Properties within a tax-exempt business
One major advantage of bringing a company, or group of companies, within the REIT regime, is that the chargeable gain base cost of properties held within the tax-exempt business at the time of entry is increased to the market value of the property at that time. This would be particularly attractive for a company with a low base cost in a property, and hence an inherent chargeable gain, without the benefits of the REIT regime. Although an entry charge must be paid, it is currently set at just 2% of the market value of the relevant property. Each company in a group REIT is responsible for paying its relevant entry fee which can be paid in instalments. A potential purchaser should therefore quantify how the market value (and hence the entry fee) was calculated, whether the entry fee (or part) is still outstanding and, to the extent the entry fee is still to be paid, how this will be dealt with when agreeing the price paid for the company. Specific warranties addressing these points should also be requested.
Similarly, it is also important to note that although the base cost uplift is not affected even if the company has left the REIT (for example on its sale to a non-REIT entity), the uplift is cancelled if the property is sold out of the company within two years of the company leaving the REIT regime where the company was in the REIT regime for less than ten years. This is an important point, particularly where the company holds a portfolio of properties, some of which the purchaser plans to sell within two years of acquiring the company. In this case the company could become liable for a much larger tax bill than was anticipated when the entity was purchased. Further information relating to the tax affairs of the company pre-entry into the REIT regime should also be reviewed, to enable full consideration of the impact of any future property sale to be assessed.
Selling a company out of a group REIT is one obvious way to trigger that company leaving the REIT regime.

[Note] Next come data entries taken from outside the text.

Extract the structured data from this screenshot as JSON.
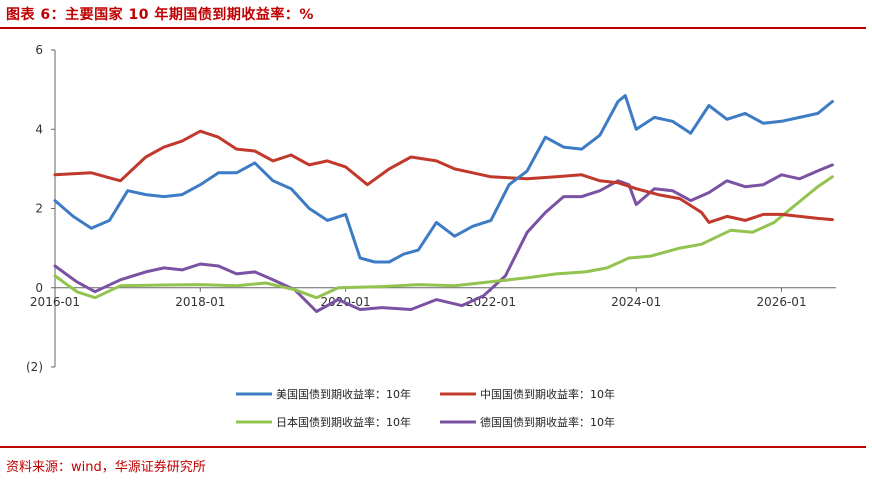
{
  "header": {
    "title": "图表 6：主要国家 10 年期国债到期收益率：%"
  },
  "footer": {
    "source": "资料来源：wind，华源证券研究所"
  },
  "chart_data": {
    "type": "line",
    "title": "图表 6：主要国家 10 年期国债到期收益率：%",
    "xlabel": "",
    "ylabel": "",
    "xlim": [
      2016.0,
      2026.75
    ],
    "ylim": [
      -2,
      6
    ],
    "y_ticks": [
      6,
      4,
      2,
      0,
      -2
    ],
    "y_tick_labels": [
      "6",
      "4",
      "2",
      "0",
      "(2)"
    ],
    "x_ticks": [
      2016.0,
      2018.0,
      2020.0,
      2022.0,
      2024.0,
      2026.0
    ],
    "x_tick_labels": [
      "2016-01",
      "2018-01",
      "2020-01",
      "2022-01",
      "2024-01",
      "2026-01"
    ],
    "grid": false,
    "legend_position": "bottom",
    "series": [
      {
        "name": "美国国债到期收益率：10年",
        "color": "#3d7cc4",
        "x": [
          2016.0,
          2016.25,
          2016.5,
          2016.75,
          2017.0,
          2017.25,
          2017.5,
          2017.75,
          2018.0,
          2018.25,
          2018.5,
          2018.75,
          2019.0,
          2019.25,
          2019.5,
          2019.75,
          2020.0,
          2020.2,
          2020.4,
          2020.6,
          2020.8,
          2021.0,
          2021.25,
          2021.5,
          2021.75,
          2022.0,
          2022.25,
          2022.5,
          2022.75,
          2023.0,
          2023.25,
          2023.5,
          2023.75,
          2023.85,
          2024.0,
          2024.25,
          2024.5,
          2024.75,
          2025.0,
          2025.25,
          2025.5,
          2025.75,
          2026.0,
          2026.25,
          2026.5,
          2026.7
        ],
        "y": [
          2.2,
          1.8,
          1.5,
          1.7,
          2.45,
          2.35,
          2.3,
          2.35,
          2.6,
          2.9,
          2.9,
          3.15,
          2.7,
          2.5,
          2.0,
          1.7,
          1.85,
          0.75,
          0.65,
          0.65,
          0.85,
          0.95,
          1.65,
          1.3,
          1.55,
          1.7,
          2.6,
          2.95,
          3.8,
          3.55,
          3.5,
          3.85,
          4.7,
          4.85,
          4.0,
          4.3,
          4.2,
          3.9,
          4.6,
          4.25,
          4.4,
          4.15,
          4.2,
          4.3,
          4.4,
          4.7
        ]
      },
      {
        "name": "中国国债到期收益率：10年",
        "color": "#c0392b",
        "x": [
          2016.0,
          2016.5,
          2016.9,
          2017.25,
          2017.5,
          2017.75,
          2018.0,
          2018.25,
          2018.5,
          2018.75,
          2019.0,
          2019.25,
          2019.5,
          2019.75,
          2020.0,
          2020.3,
          2020.6,
          2020.9,
          2021.25,
          2021.5,
          2021.75,
          2022.0,
          2022.5,
          2022.9,
          2023.25,
          2023.5,
          2023.75,
          2024.0,
          2024.3,
          2024.6,
          2024.9,
          2025.0,
          2025.25,
          2025.5,
          2025.75,
          2026.0,
          2026.25,
          2026.5,
          2026.7
        ],
        "y": [
          2.85,
          2.9,
          2.7,
          3.3,
          3.55,
          3.7,
          3.95,
          3.8,
          3.5,
          3.45,
          3.2,
          3.35,
          3.1,
          3.2,
          3.05,
          2.6,
          3.0,
          3.3,
          3.2,
          3.0,
          2.9,
          2.8,
          2.75,
          2.8,
          2.85,
          2.7,
          2.65,
          2.5,
          2.35,
          2.25,
          1.9,
          1.65,
          1.8,
          1.7,
          1.85,
          1.85,
          1.8,
          1.75,
          1.72
        ]
      },
      {
        "name": "日本国债到期收益率：10年",
        "color": "#92c34e",
        "x": [
          2016.0,
          2016.3,
          2016.55,
          2016.9,
          2017.5,
          2018.0,
          2018.5,
          2018.9,
          2019.3,
          2019.6,
          2019.9,
          2020.5,
          2021.0,
          2021.5,
          2022.0,
          2022.5,
          2022.9,
          2023.3,
          2023.6,
          2023.9,
          2024.2,
          2024.6,
          2024.9,
          2025.3,
          2025.6,
          2025.9,
          2026.2,
          2026.5,
          2026.7
        ],
        "y": [
          0.3,
          -0.1,
          -0.25,
          0.05,
          0.07,
          0.08,
          0.05,
          0.12,
          -0.05,
          -0.25,
          0.0,
          0.03,
          0.08,
          0.05,
          0.15,
          0.25,
          0.35,
          0.4,
          0.5,
          0.75,
          0.8,
          1.0,
          1.1,
          1.45,
          1.4,
          1.65,
          2.1,
          2.55,
          2.8
        ]
      },
      {
        "name": "德国国债到期收益率：10年",
        "color": "#7b52a3",
        "x": [
          2016.0,
          2016.3,
          2016.55,
          2016.9,
          2017.25,
          2017.5,
          2017.75,
          2018.0,
          2018.25,
          2018.5,
          2018.75,
          2019.0,
          2019.3,
          2019.6,
          2019.9,
          2020.2,
          2020.5,
          2020.9,
          2021.25,
          2021.6,
          2021.9,
          2022.2,
          2022.5,
          2022.75,
          2023.0,
          2023.25,
          2023.5,
          2023.75,
          2023.9,
          2024.0,
          2024.25,
          2024.5,
          2024.75,
          2025.0,
          2025.25,
          2025.5,
          2025.75,
          2026.0,
          2026.25,
          2026.5,
          2026.7
        ],
        "y": [
          0.55,
          0.15,
          -0.1,
          0.2,
          0.4,
          0.5,
          0.45,
          0.6,
          0.55,
          0.35,
          0.4,
          0.2,
          -0.05,
          -0.6,
          -0.3,
          -0.55,
          -0.5,
          -0.55,
          -0.3,
          -0.45,
          -0.2,
          0.3,
          1.4,
          1.9,
          2.3,
          2.3,
          2.45,
          2.7,
          2.6,
          2.1,
          2.5,
          2.45,
          2.2,
          2.4,
          2.7,
          2.55,
          2.6,
          2.85,
          2.75,
          2.95,
          3.1
        ]
      }
    ]
  }
}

However, failure by the group REIT as a whole to comply with the necessary conditions can, in extreme circumstances, lead to the REIT regime ceasing to apply to the group as a whole from the end of the last accounting period before the breach took place. If a major breach was committed in the year in which the group initially entered the regime, this could effectively mean that the group had never actually been within the regime at all and, hence, there was never an uplift in base cost of the properties. This perhaps unlikely situation should be addressed by specific indemnities from the vendor group.
A purchaser should also seek the "usual" tax warranties and a tax indemnity that it would require on the purchase of shares of a non-REIT special purpose property-owning company. These will cover the tax treatment of the company before it gained REIT status as well as protect the purchaser as usual for taxes which are not exempt within the regime, such as VAT and SDLT.
Non-tax exempt company
Where a group REIT contains a non-tax exempt company, loss of the group's REIT status does not affect it. Such companies do not benefit from the uplift in base cost on entry of the group into the REIT regime and equally pay no REIT entry charge. However, it is still prudent for a purchaser to seek protection from the REIT vendor regarding the status of non tax-exempt group members. Warranties and tax indemnities should also be sought in a similar manner as if the company was not part of a group REIT.
It is important, from an early stage, to know if you are purchasing a property-owning company from a REIT. This is particularly the case as the tax treatment of the company may impact on the proposed purchase, future plans, and the protection that should be sought in relation to the transaction. REITs are not vendors to avoid, but they are vendors that require particular consideration and specific due diligence.